Ask HN: Are there any independent or adversarial journalists in India? - theovermage
DemocracyNow and The Intercept are doing great for global issues, but are there similar news media outlets that cover India only? Blogs, news websites, print magazines, etc. are all okay.
======
throwaway255
Why do you ask? Some people you should consider reaching out:

@Nixxin, founder and editor of Medianama. He is an activist, too, and played
an instrumental role in getting Facebook's Free Basics shut down in India.

@PranavDixit writes for BuzzFeed News. He is sharp and focuses on internet
culture. He has written about Facebook's fake news issue in India.

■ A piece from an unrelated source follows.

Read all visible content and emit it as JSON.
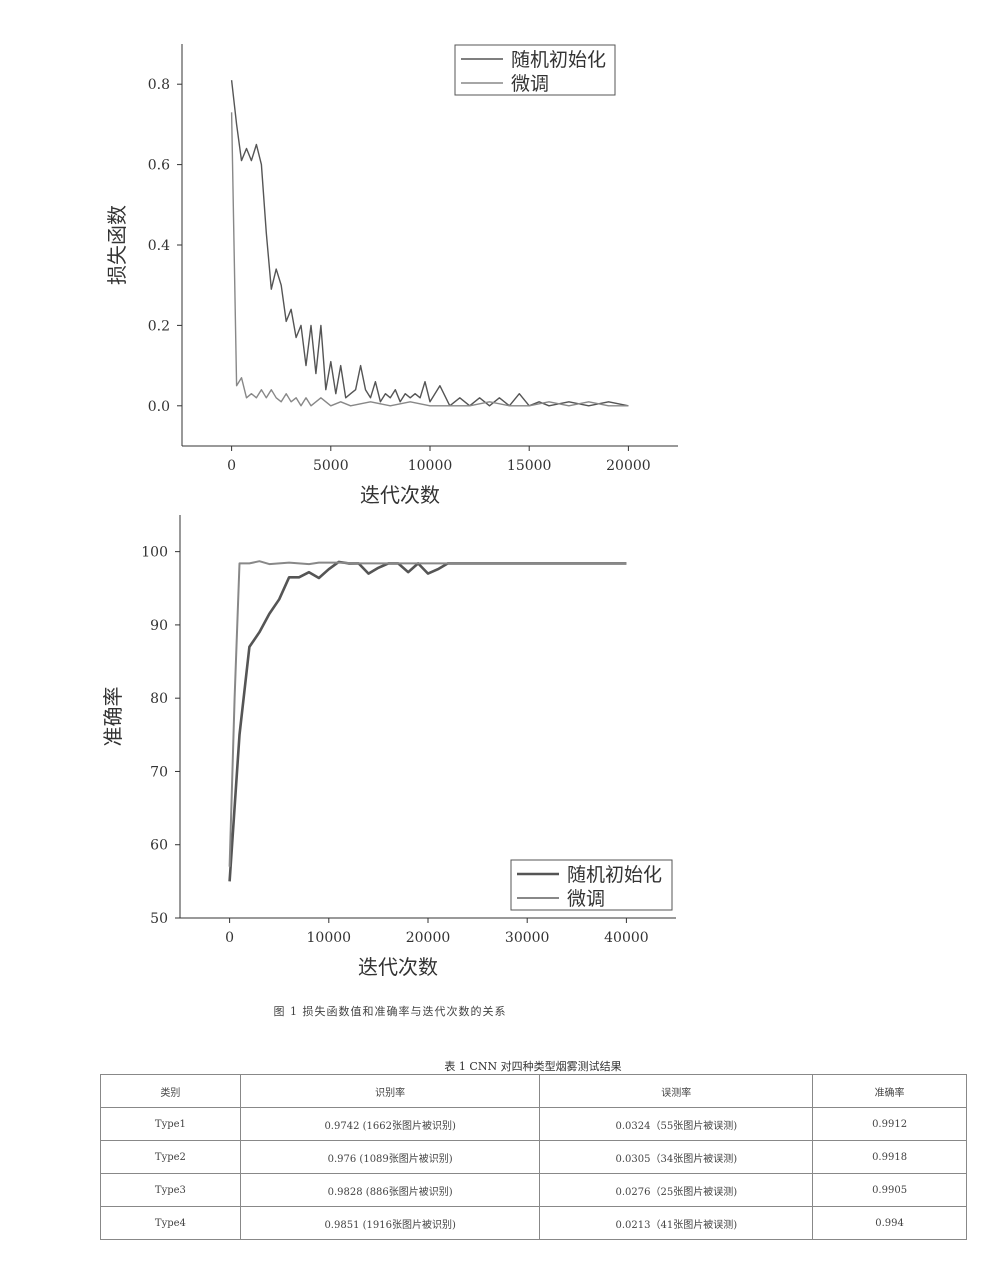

@refsrc writes for CNBC and The Outline. He wrote about fake news issue on
YouTube in India and Facebook quietly shutting down Free Basics in a number of
countries.

@rahulabhatia writes for The New Yorker and The Guardian. He recently wrote
about the issues with Aadhaar, India's biometric system.

@neeleshmisra ‏is the founder of GaonConnection, an outlet that covers the
issue people in small towns and villages are facing.

@therealjpk writes for FactorDaily news outlet. He recently wrote about
Chinese entrepreneurs making aggressive push in India.

------
lappet
I think the Caravan[1] is perceived as being independent.

[1] [http://www.caravanmagazine.in/](http://www.caravanmagazine.in/)